The findings stem from the research project "Elefant -- Emotionales Lernen ist fantastisch" (in English: "Emotional Learning is fantastic") funded by the Lower Saxony Research Network for Education and Development and the German League for the Child, Family, and Society. Their study on the development of social and emotional skills led the researchers from Lüneburg and Fairfax, VA, USA to survey 261 children from 33 kindergartens in Lower Saxony as well as their parents and educators. Two separate surveys intervalled by 14 months were conducted. The study started when the children's average age was five years. The capacity to understand emotions, behavioral self-regulation, complex memory span, and receptive language comprehension were tested. The children's sociodemographic background and gender were also taken into account.
The investigation focused on the question as to what factors facilitate or inhibit kindergarteners in learning to master their attention. The study shows that children, who possessed a comprehensive knowledge of emotions at the time of the first survey, experienced fewer difficulties mastering their attention a good year later, compared to those who initially had a low knowledge of emotions. The decrease in attention problems in children with extensive emotion knowledge goes even beyond age-related decline. Emotion knowledge defines the ability to recognize emotions in oneself and others and verbalize them, as well as control one's own emotional behavioral expression. The findings of the study remain valid if the children's earlier attention problems at the time of the first survey are adjusted for known factors, such as gender, socio-economic status and language competency and included in the evaluation. "The predictability of one's individual experience and behavior and that of other people increases as capacity to understand emotion progresses; this ties less attention and promotes prosocial behavior" is Professor von Salisch's explanation of the findings. "Children with limited emotion knowledge, on the other hand, often seem distracted. Their attention is occupied by the explanation of their own confusing emotional states, the negative emotions of their fellow human beings and the regulation of their own resulting emotions."

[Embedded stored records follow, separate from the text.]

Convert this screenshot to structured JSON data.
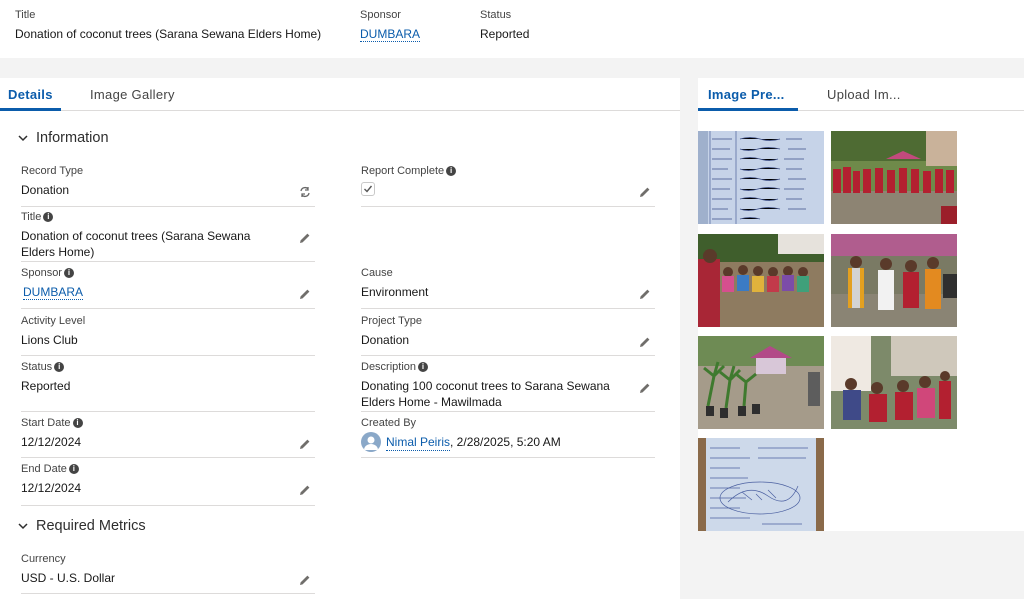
{
  "header": {
    "title_label": "Title",
    "title_value": "Donation of coconut trees (Sarana Sewana Elders Home)",
    "sponsor_label": "Sponsor",
    "sponsor_value": "DUMBARA",
    "status_label": "Status",
    "status_value": "Reported"
  },
  "tabs": {
    "details": "Details",
    "gallery": "Image Gallery"
  },
  "sections": {
    "information": "Information",
    "metrics": "Required Metrics"
  },
  "fields": {
    "record_type": {
      "label": "Record Type",
      "value": "Donation"
    },
    "report_complete": {
      "label": "Report Complete",
      "checked": true
    },
    "title": {
      "label": "Title",
      "value": "Donation of coconut trees (Sarana Sewana Elders Home)"
    },
    "sponsor": {
      "label": "Sponsor",
      "value": "DUMBARA"
    },
    "cause": {
      "label": "Cause",
      "value": "Environment"
    },
    "activity_level": {
      "label": "Activity Level",
      "value": "Lions Club"
    },
    "project_type": {
      "label": "Project Type",
      "value": "Donation"
    },
    "status": {
      "label": "Status",
      "value": "Reported"
    },
    "description": {
      "label": "Description",
      "value": "Donating 100 coconut trees to Sarana Sewana Elders Home - Mawilmada"
    },
    "start_date": {
      "label": "Start Date",
      "value": "12/12/2024"
    },
    "created_by": {
      "label": "Created By",
      "user": "Nimal Peiris",
      "timestamp": ", 2/28/2025, 5:20 AM"
    },
    "end_date": {
      "label": "End Date",
      "value": "12/12/2024"
    },
    "currency": {
      "label": "Currency",
      "value": "USD - U.S. Dollar"
    }
  },
  "right_tabs": {
    "preview": "Image Pre...",
    "upload": "Upload Im..."
  },
  "colors": {
    "brand_blue": "#0b5cab",
    "icon_gray": "#444444",
    "border": "#dddbda"
  }
}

The study expands previous research findings on the development of attention-deficit problems in children. "The previously common assumption in research was that a deficit in executive functions (EF) was especially crucial for the development of ADHD" says von Salisch. "EF develops in preschool at a fast pace, and includes -- among others -- the volitional control of attention, working memory and ability to suppress cognitive and motor impulses, also called interference control. With our study we can now prove that, in addition to EF, so too is emotion knowledge a key explanatory factor for the development of attention problems. Emotion knowledge, should, therefore, far more than previously, occupy a central role in future studies."